Child FIRST (Child and Family Interagency, Resource, Support, and Training) is a home-based, psychotherapeutic intervention for children (birth to 6 years) and families, including expectant mothers. The program seeks to prevent or reduce children’s emotional, behavioral, developmental, and learning problems, and prevent or reduce abuse and neglect by their caregivers.
Child FIRST identifies children at risk of behavioral or learning problems and works with their families to address multiple risk factors such as poverty, trauma and exposure to violence, abuse and neglect, depression, substance use, and homelessness. Child FIRST is based on two core components: 1) a comprehensive and coordinated system-of-care approach to provide individualized support and services to the child and family, and 2) relationship-based approaches to enhance nurturing and positive development.

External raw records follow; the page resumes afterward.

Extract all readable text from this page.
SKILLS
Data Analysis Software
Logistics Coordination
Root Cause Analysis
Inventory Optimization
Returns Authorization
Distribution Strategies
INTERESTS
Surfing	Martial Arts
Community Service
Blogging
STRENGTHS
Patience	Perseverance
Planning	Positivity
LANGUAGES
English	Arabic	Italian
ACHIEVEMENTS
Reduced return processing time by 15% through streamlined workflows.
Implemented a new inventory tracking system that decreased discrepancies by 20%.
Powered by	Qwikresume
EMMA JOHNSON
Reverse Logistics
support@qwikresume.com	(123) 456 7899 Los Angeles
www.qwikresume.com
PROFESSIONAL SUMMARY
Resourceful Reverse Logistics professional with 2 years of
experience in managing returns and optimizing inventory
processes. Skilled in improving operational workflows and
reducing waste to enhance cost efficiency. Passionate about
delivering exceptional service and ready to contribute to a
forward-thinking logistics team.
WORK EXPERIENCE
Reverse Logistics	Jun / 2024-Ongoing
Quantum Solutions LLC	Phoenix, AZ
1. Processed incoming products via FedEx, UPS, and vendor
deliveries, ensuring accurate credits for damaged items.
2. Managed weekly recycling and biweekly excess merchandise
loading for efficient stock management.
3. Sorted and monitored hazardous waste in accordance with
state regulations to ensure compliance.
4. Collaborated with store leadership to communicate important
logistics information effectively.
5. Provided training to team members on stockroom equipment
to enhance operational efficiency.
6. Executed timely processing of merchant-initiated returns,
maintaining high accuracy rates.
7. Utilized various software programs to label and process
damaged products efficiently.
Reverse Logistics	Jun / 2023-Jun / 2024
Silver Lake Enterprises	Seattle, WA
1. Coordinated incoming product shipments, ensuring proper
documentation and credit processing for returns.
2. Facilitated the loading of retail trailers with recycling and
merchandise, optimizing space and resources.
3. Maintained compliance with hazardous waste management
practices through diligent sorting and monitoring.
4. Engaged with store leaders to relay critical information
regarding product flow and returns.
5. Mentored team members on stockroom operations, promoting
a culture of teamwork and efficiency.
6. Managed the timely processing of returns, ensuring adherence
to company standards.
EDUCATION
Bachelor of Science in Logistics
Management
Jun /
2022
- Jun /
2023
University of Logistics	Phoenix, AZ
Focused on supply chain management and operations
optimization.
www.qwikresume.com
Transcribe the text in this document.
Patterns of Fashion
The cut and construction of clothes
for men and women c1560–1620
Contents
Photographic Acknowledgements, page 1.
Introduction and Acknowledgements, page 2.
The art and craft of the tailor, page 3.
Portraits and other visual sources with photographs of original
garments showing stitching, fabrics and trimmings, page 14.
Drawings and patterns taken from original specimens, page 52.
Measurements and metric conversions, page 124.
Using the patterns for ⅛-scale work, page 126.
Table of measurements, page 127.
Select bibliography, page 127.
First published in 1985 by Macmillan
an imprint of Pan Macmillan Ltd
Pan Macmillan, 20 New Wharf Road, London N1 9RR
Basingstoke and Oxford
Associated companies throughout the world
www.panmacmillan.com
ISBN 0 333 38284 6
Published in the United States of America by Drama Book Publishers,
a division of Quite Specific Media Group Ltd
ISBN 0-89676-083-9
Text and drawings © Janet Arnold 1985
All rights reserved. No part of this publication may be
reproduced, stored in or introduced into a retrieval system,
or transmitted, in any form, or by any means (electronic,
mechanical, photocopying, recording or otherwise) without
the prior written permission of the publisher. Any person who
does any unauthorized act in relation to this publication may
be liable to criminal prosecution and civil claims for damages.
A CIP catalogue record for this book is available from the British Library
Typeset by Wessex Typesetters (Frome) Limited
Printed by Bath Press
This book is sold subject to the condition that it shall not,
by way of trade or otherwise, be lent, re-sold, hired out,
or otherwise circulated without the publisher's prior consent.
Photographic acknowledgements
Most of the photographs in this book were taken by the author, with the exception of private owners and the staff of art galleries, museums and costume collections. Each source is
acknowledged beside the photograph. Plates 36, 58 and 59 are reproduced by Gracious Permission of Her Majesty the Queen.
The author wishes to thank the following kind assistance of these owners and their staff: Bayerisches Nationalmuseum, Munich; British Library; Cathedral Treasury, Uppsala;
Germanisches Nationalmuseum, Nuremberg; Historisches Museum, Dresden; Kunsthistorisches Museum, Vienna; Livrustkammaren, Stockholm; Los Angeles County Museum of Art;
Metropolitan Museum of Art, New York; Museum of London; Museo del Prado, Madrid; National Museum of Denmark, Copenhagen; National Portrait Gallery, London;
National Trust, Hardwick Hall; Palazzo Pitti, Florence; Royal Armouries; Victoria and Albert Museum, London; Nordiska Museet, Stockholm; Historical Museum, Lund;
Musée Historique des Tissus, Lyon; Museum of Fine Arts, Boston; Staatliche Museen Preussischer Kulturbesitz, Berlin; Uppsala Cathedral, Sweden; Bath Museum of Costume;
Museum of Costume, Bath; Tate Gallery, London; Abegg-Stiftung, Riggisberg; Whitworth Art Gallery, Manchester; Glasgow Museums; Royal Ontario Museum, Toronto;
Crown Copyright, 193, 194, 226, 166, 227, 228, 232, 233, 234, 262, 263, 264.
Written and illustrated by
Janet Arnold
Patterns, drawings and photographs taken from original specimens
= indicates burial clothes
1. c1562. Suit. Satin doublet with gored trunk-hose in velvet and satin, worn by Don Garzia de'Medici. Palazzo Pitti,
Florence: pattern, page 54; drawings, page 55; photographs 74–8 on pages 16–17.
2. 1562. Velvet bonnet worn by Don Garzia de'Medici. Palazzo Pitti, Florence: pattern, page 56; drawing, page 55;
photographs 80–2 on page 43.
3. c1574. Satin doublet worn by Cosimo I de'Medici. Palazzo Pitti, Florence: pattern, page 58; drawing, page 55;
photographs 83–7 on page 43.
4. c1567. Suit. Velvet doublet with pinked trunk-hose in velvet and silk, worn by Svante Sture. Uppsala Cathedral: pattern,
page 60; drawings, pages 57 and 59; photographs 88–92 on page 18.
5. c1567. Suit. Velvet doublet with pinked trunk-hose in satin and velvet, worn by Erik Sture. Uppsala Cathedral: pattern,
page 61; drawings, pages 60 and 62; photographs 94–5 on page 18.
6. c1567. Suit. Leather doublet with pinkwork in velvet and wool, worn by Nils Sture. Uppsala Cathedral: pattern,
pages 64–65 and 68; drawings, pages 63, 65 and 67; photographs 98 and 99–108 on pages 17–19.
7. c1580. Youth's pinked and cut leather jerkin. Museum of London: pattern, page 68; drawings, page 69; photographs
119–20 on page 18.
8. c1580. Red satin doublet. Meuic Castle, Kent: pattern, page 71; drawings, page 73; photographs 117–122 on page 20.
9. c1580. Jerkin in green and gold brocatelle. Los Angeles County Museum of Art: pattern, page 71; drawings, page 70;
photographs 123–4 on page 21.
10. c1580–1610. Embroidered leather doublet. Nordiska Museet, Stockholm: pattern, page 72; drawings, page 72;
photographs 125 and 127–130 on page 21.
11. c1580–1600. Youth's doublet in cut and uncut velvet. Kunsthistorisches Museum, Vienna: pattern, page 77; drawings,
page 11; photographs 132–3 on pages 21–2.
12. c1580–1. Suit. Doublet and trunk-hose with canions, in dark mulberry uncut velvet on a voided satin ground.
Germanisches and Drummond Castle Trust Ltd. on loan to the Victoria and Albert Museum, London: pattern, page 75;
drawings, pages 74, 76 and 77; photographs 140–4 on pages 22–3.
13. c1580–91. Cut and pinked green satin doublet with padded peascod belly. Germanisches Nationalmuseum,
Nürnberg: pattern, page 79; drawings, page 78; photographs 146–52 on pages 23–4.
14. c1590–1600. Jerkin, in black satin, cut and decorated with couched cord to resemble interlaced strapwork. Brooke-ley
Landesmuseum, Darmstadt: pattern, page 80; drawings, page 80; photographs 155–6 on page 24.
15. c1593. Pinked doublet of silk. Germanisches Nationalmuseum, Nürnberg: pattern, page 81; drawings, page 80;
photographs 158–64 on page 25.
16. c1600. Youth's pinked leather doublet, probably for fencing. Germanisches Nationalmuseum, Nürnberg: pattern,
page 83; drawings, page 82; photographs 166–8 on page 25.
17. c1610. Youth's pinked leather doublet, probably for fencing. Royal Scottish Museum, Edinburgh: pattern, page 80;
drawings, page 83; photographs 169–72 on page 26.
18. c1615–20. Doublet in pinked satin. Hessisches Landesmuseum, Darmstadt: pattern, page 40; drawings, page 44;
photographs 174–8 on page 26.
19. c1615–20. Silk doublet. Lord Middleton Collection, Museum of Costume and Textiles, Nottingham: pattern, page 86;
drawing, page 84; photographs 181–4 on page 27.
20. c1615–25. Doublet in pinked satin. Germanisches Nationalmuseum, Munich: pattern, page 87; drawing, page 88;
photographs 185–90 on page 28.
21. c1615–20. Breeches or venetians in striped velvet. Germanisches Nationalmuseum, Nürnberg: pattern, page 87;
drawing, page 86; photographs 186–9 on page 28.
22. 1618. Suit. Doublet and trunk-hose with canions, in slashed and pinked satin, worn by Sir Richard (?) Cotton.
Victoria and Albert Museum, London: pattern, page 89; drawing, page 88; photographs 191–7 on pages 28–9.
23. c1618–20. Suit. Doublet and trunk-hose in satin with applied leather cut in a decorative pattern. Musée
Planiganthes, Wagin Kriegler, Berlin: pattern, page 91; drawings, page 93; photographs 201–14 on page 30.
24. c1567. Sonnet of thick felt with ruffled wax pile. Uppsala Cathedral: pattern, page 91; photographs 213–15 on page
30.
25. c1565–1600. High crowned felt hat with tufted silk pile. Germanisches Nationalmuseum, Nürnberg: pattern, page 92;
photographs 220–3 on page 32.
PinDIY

Child FIRST is delivered in the family home to increase engagement and participation. The program is provided by a two-member team, consisting of a care coordinator and a licensed mental health clinician, referred to as a child development specialist. Families and the Child FIRST team work together to develop a comprehensive plan that includes treatment activities and goals, supports, and services. The care coordinator connects families with community-based services addressing challenges relating to health, mental health, early childhood, and education, and with other social supports. The clinician is trained to provide trauma-informed, child–parent psychotherapy to build parenting skills and develop a more nurturing and responsive relationship between the parent and child.
The Child FIRST team works with families for 6 to 12 months through home visits of between 60 to 90 minutes. During the first month of the intervention, the assessment phase, the Child FIRST team makes twice-weekly home visits. During the remaining months of the intervention phase, one or both of the Child FIRST team members conduct weekly home visits or more, as needed.